Myron se quedó en la acera y utilizó el móvil. Marcó el número del Mosh y una voz respondió:
– Adelante, colega.
– Con Suzze T, por favor.
– Busco.
¿Busco?
Al cabo de dos minutos sonó la voz de Suzze:
– ¿Sí?
– Soy Myron. Estoy aquí delante.
– Entra. Nadie te va a morder. Bueno, excepto ese tipo que anoche se comió las patas de una rana viva. ¡Jo, tío, fue tan guay!
– Suzze, por favor, sal aquí fuera, ¿eh?
– ¡Vale!
Myron colgó y se sintió viejo. Suzze tardó menos de un minuto. Llevaba unos vaqueros acampanados cuya cintura desafiaba la fuerza de la gravedad y que se aguantaban justo al sur de sus caderas. Llevaba también un top de color rosa demasiado pequeño que dejaba a la vista no sólo un estómago muy plano, sino también la insinuación por debajo de aquello que interesaba especialmente a los refinados chicos de Rack Enterprises.
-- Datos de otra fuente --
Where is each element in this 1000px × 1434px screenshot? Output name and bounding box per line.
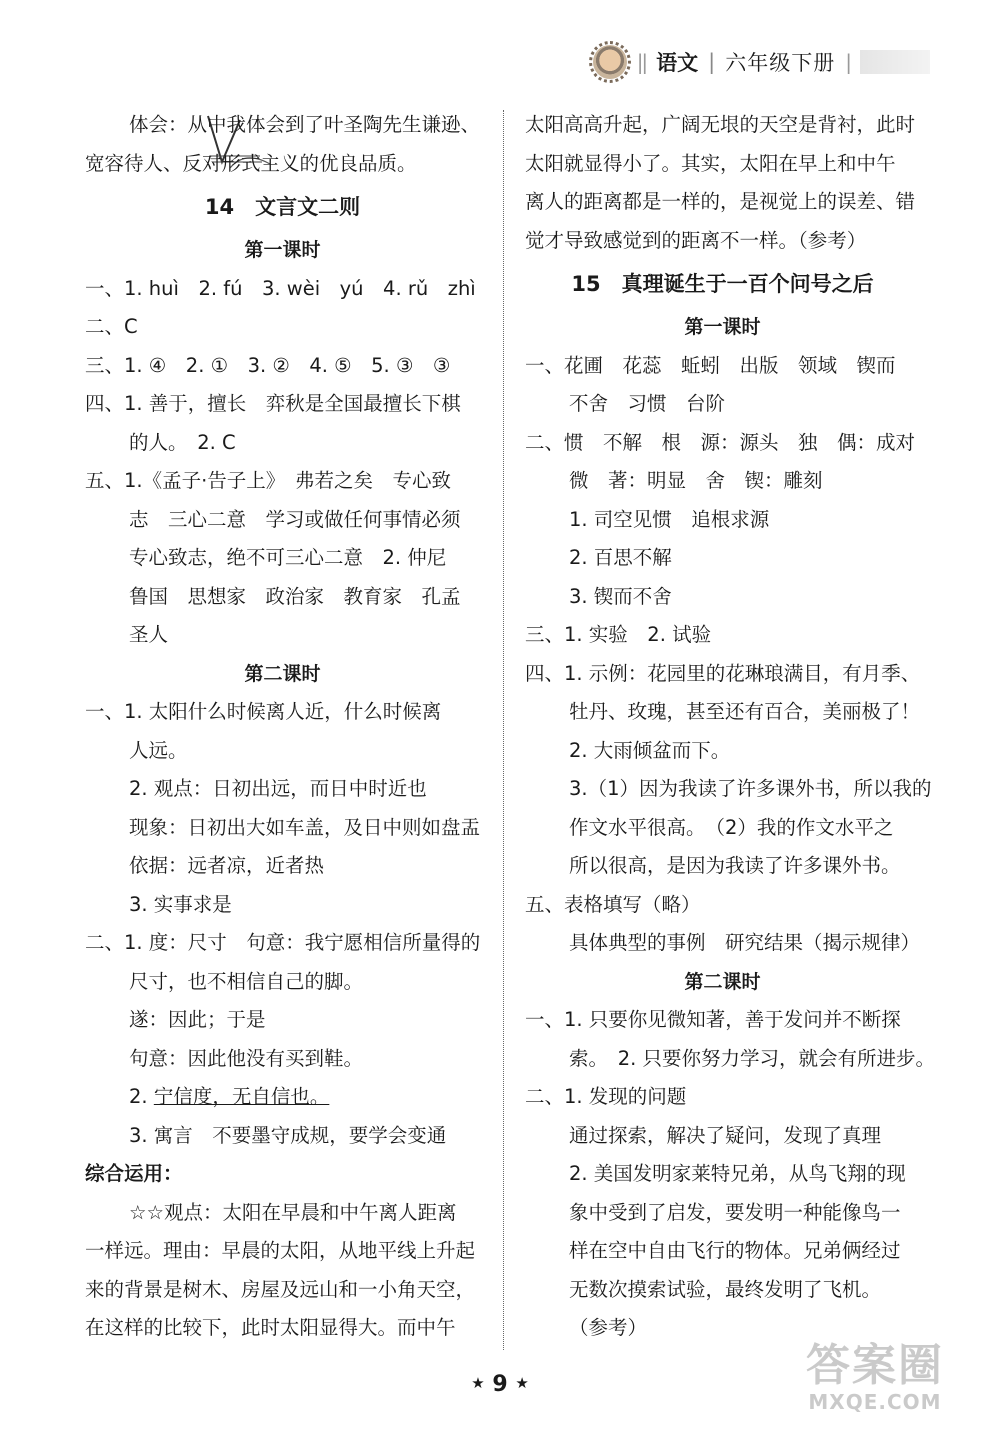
answer-line — [85, 616, 480, 655]
answer-text: 通过探索，解决了疑问，发现了真理 — [569, 1123, 882, 1147]
answer-line — [85, 809, 480, 848]
answer-line — [525, 578, 920, 617]
answer-text: 尺寸，也不相信自己的脚。 — [129, 969, 364, 993]
answer-text: 专心致志，绝不可三心二意 2. 仲尼 — [129, 546, 447, 569]
lesson-title — [85, 183, 480, 231]
section-heading — [85, 231, 480, 270]
answer-line — [525, 222, 920, 261]
column-divider — [503, 110, 504, 1350]
answer-text: 第一课时 — [684, 316, 761, 338]
star-icon: ★ — [515, 1374, 529, 1392]
answer-text: 觉才导致感觉到的距离不一样。（参考） — [525, 228, 867, 252]
answer-line — [85, 770, 480, 809]
divider-bars-icon: || — [636, 50, 647, 74]
answer-text: 1. 司空见惯 追根求源 — [569, 507, 770, 531]
answer-text: 句意：因此他没有买到鞋。 — [129, 1046, 364, 1070]
answer-line — [85, 1117, 480, 1156]
answer-text: 第二课时 — [244, 662, 321, 685]
star-icon: ★ — [471, 1374, 485, 1392]
answer-line — [85, 106, 480, 145]
answer-line — [85, 578, 480, 617]
answer-text: 在这样的比较下，此时太阳显得大。而中午 — [85, 1316, 456, 1339]
page-header — [593, 42, 930, 82]
answer-text: 具体典型的事例 研究结果（揭示规律） — [569, 931, 921, 954]
answer-line — [85, 1271, 480, 1310]
answer-text: 五、表格填写（略） — [525, 892, 701, 916]
answer-text: 鲁国 思想家 政治家 教育家 孔孟 — [129, 584, 461, 608]
answer-text: 无数次摸索试验，最终发明了飞机。 — [569, 1277, 882, 1301]
answer-line — [85, 847, 480, 886]
answer-line — [525, 1001, 920, 1040]
answer-text: 2. 观点：日初出远，而日中时近也 — [129, 777, 427, 800]
answer-text: 人远。 — [129, 738, 188, 762]
answer-line — [525, 462, 920, 501]
answer-text: 一、1. 太阳什么时候离人近，什么时候离 — [85, 700, 442, 723]
section-heading — [85, 655, 480, 694]
answer-text: 3. 寓言 不要墨守成规，要学会变通 — [129, 1123, 447, 1147]
answer-line — [85, 1078, 480, 1117]
answer-line — [525, 347, 920, 386]
answer-line — [525, 424, 920, 463]
answer-text: 一、花圃 花蕊 蚯蚓 出版 领域 锲而 — [525, 353, 896, 377]
page-number: 9 — [492, 1372, 508, 1397]
answer-text: 四、1. 示例：花园里的花琳琅满目，有月季、 — [525, 661, 921, 685]
answer-line — [85, 145, 480, 184]
book-logo-icon — [593, 45, 627, 79]
answer-line — [85, 1194, 480, 1233]
underlined-answer: 宁信度，无自信也。 — [153, 1085, 330, 1108]
answer-line — [85, 924, 480, 963]
answer-line — [525, 732, 920, 771]
answer-text: 一、1. huì 2. fú 3. wèi yú 4. rǔ zhì — [85, 276, 476, 300]
watermark-text: 答案圈 — [806, 1340, 944, 1391]
answer-line — [525, 539, 920, 578]
answer-line — [85, 308, 480, 347]
answer-text: 2. 百思不解 — [569, 546, 672, 569]
grade-label: 六年级下册 — [725, 51, 836, 75]
answer-text: 3.（1）因为我读了许多课外书，所以我的 — [569, 777, 932, 800]
answer-text: 四、1. 善于，擅长 弈秋是全国最擅长下棋 — [85, 392, 461, 415]
answer-line — [525, 1117, 920, 1156]
answer-text: 2. — [129, 1085, 154, 1108]
answer-line — [525, 886, 920, 925]
answer-line — [525, 145, 920, 184]
answer-line — [525, 183, 920, 222]
answer-line — [85, 1232, 480, 1271]
answer-text: 3. 实事求是 — [129, 892, 232, 916]
answer-text: 综合运用： — [85, 1162, 183, 1185]
answer-text: 象中受到了启发，要发明一种能像鸟一 — [569, 1200, 901, 1224]
answer-line — [525, 655, 920, 694]
answer-text: 二、惯 不解 根 源：源头 独 偶：成对 — [525, 430, 916, 454]
answer-line — [525, 1194, 920, 1233]
answer-line — [85, 1001, 480, 1040]
answer-line — [85, 270, 480, 309]
answer-line — [85, 1155, 480, 1194]
answer-text: 二、1. 度：尺寸 句意：我宁愿相信所量得的 — [85, 931, 481, 954]
answer-text: 太阳就显得小了。其实，太阳在早上和中午 — [525, 151, 896, 175]
lesson-title — [525, 260, 920, 308]
answer-line — [525, 1155, 920, 1194]
watermark-logo — [780, 1342, 970, 1422]
right-column — [525, 106, 936, 1348]
answer-line — [525, 1271, 920, 1310]
answer-text: 不舍 习惯 台阶 — [569, 392, 726, 415]
section-heading — [525, 963, 920, 1002]
answer-line — [85, 539, 480, 578]
answer-text: 样在空中自由飞行的物体。兄弟俩经过 — [569, 1239, 901, 1262]
answer-line — [525, 847, 920, 886]
answer-line — [85, 1040, 480, 1079]
answer-text: 依据：远者凉，近者热 — [129, 854, 325, 877]
answer-text: 14 文言文二则 — [204, 195, 361, 219]
answer-text: 第一课时 — [244, 239, 321, 261]
answer-text: 三、1. ④ 2. ① 3. ② 4. ⑤ 5. ③ ③ — [85, 353, 451, 377]
answer-line — [525, 385, 920, 424]
answer-text: （参考） — [569, 1316, 648, 1339]
answer-line — [85, 424, 480, 463]
answer-line — [85, 347, 480, 386]
watermark-url: MXQE.COM — [808, 1390, 942, 1414]
answer-text: 索。 2. 只要你努力学习，就会有所进步。 — [569, 1046, 936, 1070]
answer-text: 3. 锲而不舍 — [569, 584, 672, 608]
section-heading — [525, 308, 920, 347]
answer-text: 圣人 — [129, 623, 169, 646]
answer-text: 来的背景是树木、房屋及远山和一小角天空， — [85, 1277, 476, 1301]
answer-text: 离人的距离都是一样的，是视觉上的误差、错 — [525, 190, 916, 213]
answer-text: 三、1. 实验 2. 试验 — [525, 623, 712, 646]
answer-text: 五、1.《孟子·告子上》 弗若之矣 专心致 — [85, 469, 452, 492]
answer-text: ☆☆观点：太阳在早晨和中午离人距离 — [129, 1200, 457, 1224]
answer-text: 遂：因此；于是 — [129, 1008, 266, 1031]
answer-text: 宽容待人、反对形式主义的优良品质。 — [85, 151, 417, 175]
answer-line — [525, 693, 920, 732]
answer-line — [525, 616, 920, 655]
answer-line — [525, 924, 920, 963]
answer-line — [525, 106, 920, 145]
answer-line — [85, 385, 480, 424]
answer-text: 微 著：明显 舍 锲：雕刻 — [569, 469, 823, 492]
answer-text: 一样远。理由：早晨的太阳，从地平线上升起 — [85, 1239, 476, 1262]
answer-line — [525, 1232, 920, 1271]
answer-line — [525, 770, 932, 809]
answer-line — [85, 693, 480, 732]
answer-text: 第二课时 — [684, 970, 761, 993]
answer-line — [85, 886, 480, 925]
header-shade-block — [860, 50, 930, 74]
answer-text: 一、1. 只要你见微知著，善于发问并不断探 — [525, 1008, 901, 1031]
answer-line — [525, 809, 920, 848]
answer-line — [525, 1040, 936, 1079]
answer-text: 牡丹、玫瑰，甚至还有百合，美丽极了！ — [569, 700, 921, 723]
answer-line — [85, 462, 480, 501]
answer-text: 二、1. 发现的问题 — [525, 1085, 687, 1108]
answer-text: 15 真理诞生于一百个问号之后 — [571, 272, 874, 296]
answer-text: 2. 大雨倾盆而下。 — [569, 738, 731, 762]
answer-text: 现象：日初出大如车盖，及日中则如盘盂 — [129, 815, 481, 839]
answer-text: 的人。 2. C — [129, 430, 236, 454]
answer-line — [85, 732, 480, 771]
answer-text: 体会：从中我体会到了叶圣陶先生谦逊、 — [129, 113, 481, 136]
answer-text: 志 三心二意 学习或做任何事情必须 — [129, 507, 461, 531]
separator-icon: | — [708, 50, 716, 74]
answer-line — [525, 501, 920, 540]
answer-line — [85, 963, 480, 1002]
answer-line — [525, 1078, 920, 1117]
answer-text: 2. 美国发明家莱特兄弟，从鸟飞翔的现 — [569, 1162, 906, 1185]
subject-label: 语文 — [656, 51, 699, 75]
left-column — [85, 106, 480, 1348]
answer-line — [85, 1309, 480, 1348]
answer-text: 所以很高，是因为我读了许多课外书。 — [569, 854, 901, 877]
divider-bars-icon: | — [845, 50, 850, 74]
answer-text: 二、C — [85, 315, 138, 338]
answer-text: 太阳高高升起，广阔无垠的天空是背衬，此时 — [525, 113, 916, 136]
answer-text: 作文水平很高。 （2）我的作文水平之 — [569, 815, 894, 839]
answer-line — [85, 501, 480, 540]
Suzze sólo llevaba un tatuaje (una raqueta de tenis con la empuñadura en forma de cabeza de serpiente) y no llevaba piercings.
Myron señaló el cartel:
– No cumples los requisitos mínimos de piercing.
– Sí, Myron, sí los cumplo.
Silencio. Luego Myron dijo:
– Ah.
Empezaron a andar calle abajo. Otro vecindario extraño de Manhattan, un lugar de esos en que los jóvenes y los sin techo deambulan juntos. Había bares y clubes nocturnos alternados con guarderías; la ciudad moderna. Myron pasó por delante de un local con un cartel que rezaba: Te tatuamos mientras esperas. Volvió a leerlo y frunció el ceño. ¿Cómo, si no, iban a tatuarte?
– Hemos recibido una extraña oferta de publicidad -dijo Myron-. ¿Conoces los Rack Bars?
Suzze dijo:
– Son como topless de lujo, ¿no?
– Sí, bueno, igualmente son topless.
– ¿Qué les pasa?
– Van a abrir una cadena de cafés topless.
Suzze asintió con la cabeza:
– Qué guay -exclamó-. Quiero decir que, coger la popularidad de Starbucks y combinarla con Scores y Goldfingers, no sé, me parece genial.
– Ya, bueno. El caso es que quieren hacer como una gran inauguración e intentan hacer un poco de ruido y atraer la atención de los medios y todo eso. Así que quieren que hagas una, digamos, aparición estelar.